Donc par suite du péché de l’homme les corps célestes n’ont rien perdu de leur
lumière, et par conséquent elle n’augmentera pas non plus dans sa
glorification.
Réponse
à l’objection N°4 : Cet affaiblissement, comme on le croit avec plus de
probabilité ne se rapporte pas à la substance mais à l’effet. Il ne s’ensuit
donc pas que la lune étant au-dessus de la terre aurait produit le jour, mais
que l’homme aurait retiré de la lumière de la lune autant d’avantages qu’il en
retire maintenant de la lumière du soleil. Mais après la résurrection, quand la
lumière de la lune sera réellement accrue, la nuit n’existera plus nulle part
sur la terre, mais seulement au centre où se trouvera l’enfer. Car alors, comme
on le dit, la lune brillera autant que brille maintenant le soleil, et le
soleil sept fois plus que maintenant, et les corps des bienheureux sept fois
plus que le soleil, quoique cette opinion ne puisse se démontrer ni par
l’autorité ni par la raison.
Objection
N°5. La clarté des corps célestes a pour but d’être utile à l’homme comme les
autres créatures. Or, après la résurrection, la clarté du soleil ne servira
plus de rien à l’homme. Car il est dit (Is., 60, 19)
: Vous n’aurez plus le soleil pour vous
éclairer pendant le jour et la clarté de la lune ne luira plus sur vous. Et
ailleurs (Apoc., 21, 23) : Cette ville n’a pas besoin d’être éclairée par le soleil ou par la lune.

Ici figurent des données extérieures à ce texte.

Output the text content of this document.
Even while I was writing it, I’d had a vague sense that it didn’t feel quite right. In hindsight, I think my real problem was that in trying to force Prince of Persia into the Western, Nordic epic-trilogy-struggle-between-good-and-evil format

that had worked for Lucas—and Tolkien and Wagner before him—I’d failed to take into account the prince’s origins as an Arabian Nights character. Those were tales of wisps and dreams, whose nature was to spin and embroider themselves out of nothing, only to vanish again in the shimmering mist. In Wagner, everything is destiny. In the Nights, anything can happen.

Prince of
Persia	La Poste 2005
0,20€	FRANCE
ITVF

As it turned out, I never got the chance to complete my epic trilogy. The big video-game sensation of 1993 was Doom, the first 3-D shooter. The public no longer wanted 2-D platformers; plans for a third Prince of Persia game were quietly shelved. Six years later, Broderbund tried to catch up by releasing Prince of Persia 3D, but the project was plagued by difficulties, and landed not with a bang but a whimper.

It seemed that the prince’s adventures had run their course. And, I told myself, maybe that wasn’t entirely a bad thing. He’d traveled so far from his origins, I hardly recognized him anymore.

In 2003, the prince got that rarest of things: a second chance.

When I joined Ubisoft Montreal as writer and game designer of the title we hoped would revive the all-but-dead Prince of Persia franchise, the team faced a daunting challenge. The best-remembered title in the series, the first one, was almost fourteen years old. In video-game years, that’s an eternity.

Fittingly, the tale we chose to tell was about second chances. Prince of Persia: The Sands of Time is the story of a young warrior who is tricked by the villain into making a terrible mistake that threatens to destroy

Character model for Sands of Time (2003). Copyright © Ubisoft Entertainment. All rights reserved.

Leur clarté n’augmentera donc pas.
Réponse
à l’objection N°5 : Une chose peut servir à l’usage de l’homme de deux manières
: 1° Par nécessité. De cette manière aucune créature ne servira à l’usage de
l’homme, parce qu’il trouvera pleinement en Dieu tout ce qu’il lui faut. Et
c’est ce que saint Jean exprime (Apoc., 21, 23),
quand il dit que cette cité n’a besoin ni
du soleil ni de la lune. 2° On peut user d’une chose pour une plus grande
perfection. C’est ainsi que l’homme usera des créatures, mais il n’en usera pas
comme si elles lui étaient nécessaires pour parvenir à sa fin, ainsi qu’il le
fait maintenant.
Objection
N°6. Ce ne serait pas un ouvrier sage qui ferait de très grands instruments
pour construire une œuvre de peu d’importance. Or, l’homme est peu de chose
comparativement aux corps célestes, qui par leur masse immense surpassent d’une
manière pour ainsi dire incomparable le volume de l’homme, et même l’étendue de
la terre est au ciel ce que le point est à la sphère, comme disent les
astronomes. Par conséquent puisque Dieu est très sage, il ne semble pas que
l’homme soit la fin de la création du ciel, et par là même il ne semble pas que
par la chute de l’homme le ciel ait été détérioré, ni qu’il soit amélioré par
sa glorification.
Réponse
à l’objection N°6 : Cette raison est celle de Moïse Maimonide qui s’efforce (Dux errant., liv. 3, chap. 14) de démontrer
que le monde n’a pas été fait pour l’homme. Ainsi ce qu’on lit dans l’Ancien
Testament sur le renouvellement du monde, comme dans les passages que nous
avons cités d’Isaïe, il prétend que cela est dit métaphoriquement. C’est ainsi
qu’on dit que le soleil s’obscurcit pour quelqu’un, quand il tombe dans une
grande tristesse au point de ne plus savoir ce qu’il fait (cette manière de
s’exprimer se rencontre fréquemment dans l’Ecriture), et que dans un sens
opposé on dit également que le soleil brille plus vivement, et que le monde entier
est renouvelé, quand il passe de la tristesse à une grande joie. Mais ce
sentiment est en désaccord avec les témoignages et les explications des Pères.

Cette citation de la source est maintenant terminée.